Nell’ambito dei casi clinici, tutti molto istruttivi, Patrizia Todisco racconta una situazione clinica che si è interrotta e analizza i possibili motivi dell’interruzione. Il capitolo, dal titolo Mi sentiva troppo vicina, mette a fuoco un aspetto che viene poi ripreso nel capitolo finale: quello del malinteso fondamentale tra terapeuta e paziente sulle motivazioni per intraprendere la terapia, sulle aspettative verso di essa e sugli scopi che ci si prefigge di raggiungere. La paziente di Patrizia Todisco interrompe al momento in cui sente la distanza relazionale restringersi e la terapia focalizzarsi “su di lei” (come avrà occasione di dire lei stessa alla terapeuta in un incontro successivo). Ora quella “personalizzazione” era proprio ciò che la terapeuta sentiva di dover compiere per <<affrontare il “core belief”>> della paziente, cioè mettere in questione le credenze del tipo: <<io sono “di troppo”, io non sono amabile, io non ho valore>> che guidavano implicitamente l’agire della giovane. Ma, come sottolinea l’autrice, <<sono pazienti che hanno una paura terribile di cambiare perché il significato della patologia e dei sintomi è più ampio di quello di un problema comportamentale relativo a cibo e peso>> (p. 251) ed <<è pericoloso dare per certo che il soggetto malato desideri e accetti gli obiettivi i metodi codificati per la cura dei DCA>>. La conclusione è che il fallimento della terapia è da attribuire in molti casi alla mancata condivisione di aspettative e obiettivi.
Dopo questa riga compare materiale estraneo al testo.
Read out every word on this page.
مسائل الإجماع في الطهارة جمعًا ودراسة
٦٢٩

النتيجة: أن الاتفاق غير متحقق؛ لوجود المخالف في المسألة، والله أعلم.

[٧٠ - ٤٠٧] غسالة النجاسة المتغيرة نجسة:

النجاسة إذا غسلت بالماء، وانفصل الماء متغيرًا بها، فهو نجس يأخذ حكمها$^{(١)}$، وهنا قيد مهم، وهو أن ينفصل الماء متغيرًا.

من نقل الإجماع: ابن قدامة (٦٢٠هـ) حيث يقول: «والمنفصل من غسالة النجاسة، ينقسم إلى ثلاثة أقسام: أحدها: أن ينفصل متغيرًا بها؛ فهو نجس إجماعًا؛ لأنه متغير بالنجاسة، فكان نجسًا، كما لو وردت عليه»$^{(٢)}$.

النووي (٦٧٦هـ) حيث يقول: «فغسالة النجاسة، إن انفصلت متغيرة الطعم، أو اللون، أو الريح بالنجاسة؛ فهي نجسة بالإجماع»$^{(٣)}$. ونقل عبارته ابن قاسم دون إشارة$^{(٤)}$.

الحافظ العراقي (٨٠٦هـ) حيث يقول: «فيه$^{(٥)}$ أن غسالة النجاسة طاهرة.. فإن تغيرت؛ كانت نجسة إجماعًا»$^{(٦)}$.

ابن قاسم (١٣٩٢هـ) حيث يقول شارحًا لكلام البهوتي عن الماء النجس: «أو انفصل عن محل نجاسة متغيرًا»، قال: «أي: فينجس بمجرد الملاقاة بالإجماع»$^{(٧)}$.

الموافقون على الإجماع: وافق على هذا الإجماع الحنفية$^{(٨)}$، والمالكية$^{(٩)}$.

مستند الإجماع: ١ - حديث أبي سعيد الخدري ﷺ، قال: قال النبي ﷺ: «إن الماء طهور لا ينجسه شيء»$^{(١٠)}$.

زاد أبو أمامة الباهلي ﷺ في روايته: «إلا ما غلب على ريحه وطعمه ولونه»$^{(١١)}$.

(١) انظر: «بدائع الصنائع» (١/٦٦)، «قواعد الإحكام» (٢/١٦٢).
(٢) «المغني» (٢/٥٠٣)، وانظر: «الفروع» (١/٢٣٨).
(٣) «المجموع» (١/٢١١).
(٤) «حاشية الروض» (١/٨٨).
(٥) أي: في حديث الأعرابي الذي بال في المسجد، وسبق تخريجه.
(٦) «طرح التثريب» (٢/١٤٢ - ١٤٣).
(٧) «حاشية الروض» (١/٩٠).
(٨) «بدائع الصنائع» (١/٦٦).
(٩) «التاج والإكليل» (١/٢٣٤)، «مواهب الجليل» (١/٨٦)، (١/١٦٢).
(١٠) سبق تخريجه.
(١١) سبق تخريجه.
Se il terapeuta persiste a credere che il proprio obiettivo coincida con quello del paziente senza accorgersi delle discordanze, è che forse non ascolta, o non recepisce, ciò che il paziente dice. Tale incomprensione ha risvolti diretti sulla formulazione diagnostica e sulla condotta della cura. Gli autori coinvolti nell’elaborazione di questo libro si accordano per riconoscere che le persone incontrate nella realtà non sono riducibili alla relativa semplicità della diagnosi di DCA contemplata nel DSM-IV-TR, ma presentano molti problemi relazionali, familiari, d’identità riconducibili, in termini diagnostici, a una “comorbilità” (cioè a disturbi associati al sintomo alimentare) o, in termini ordinari, a una difficoltà particolare di stare ai giochi del mondo. I pazienti reali sono differenti dai soggetti sui quali sono stati sperimentati i protocolli d’intervento che vanno sotto il nome di CBT (Terapia cognitivo-comportamentale). Senza totalmente ripudiare la codificazione dei metodi e la manualizzazione degli interventi, l’autrice sottolinea la problematicità di adattare i risultati delle ricerche alla pratica clinica e i rischi di un’applicazione meccanica dei modelli standard. In altre parole, preconizza un atteggiamento di “clinico-scienziato”, volto a verificare le indicazioni della ricerca in una continua riflessione sulla propria pratica.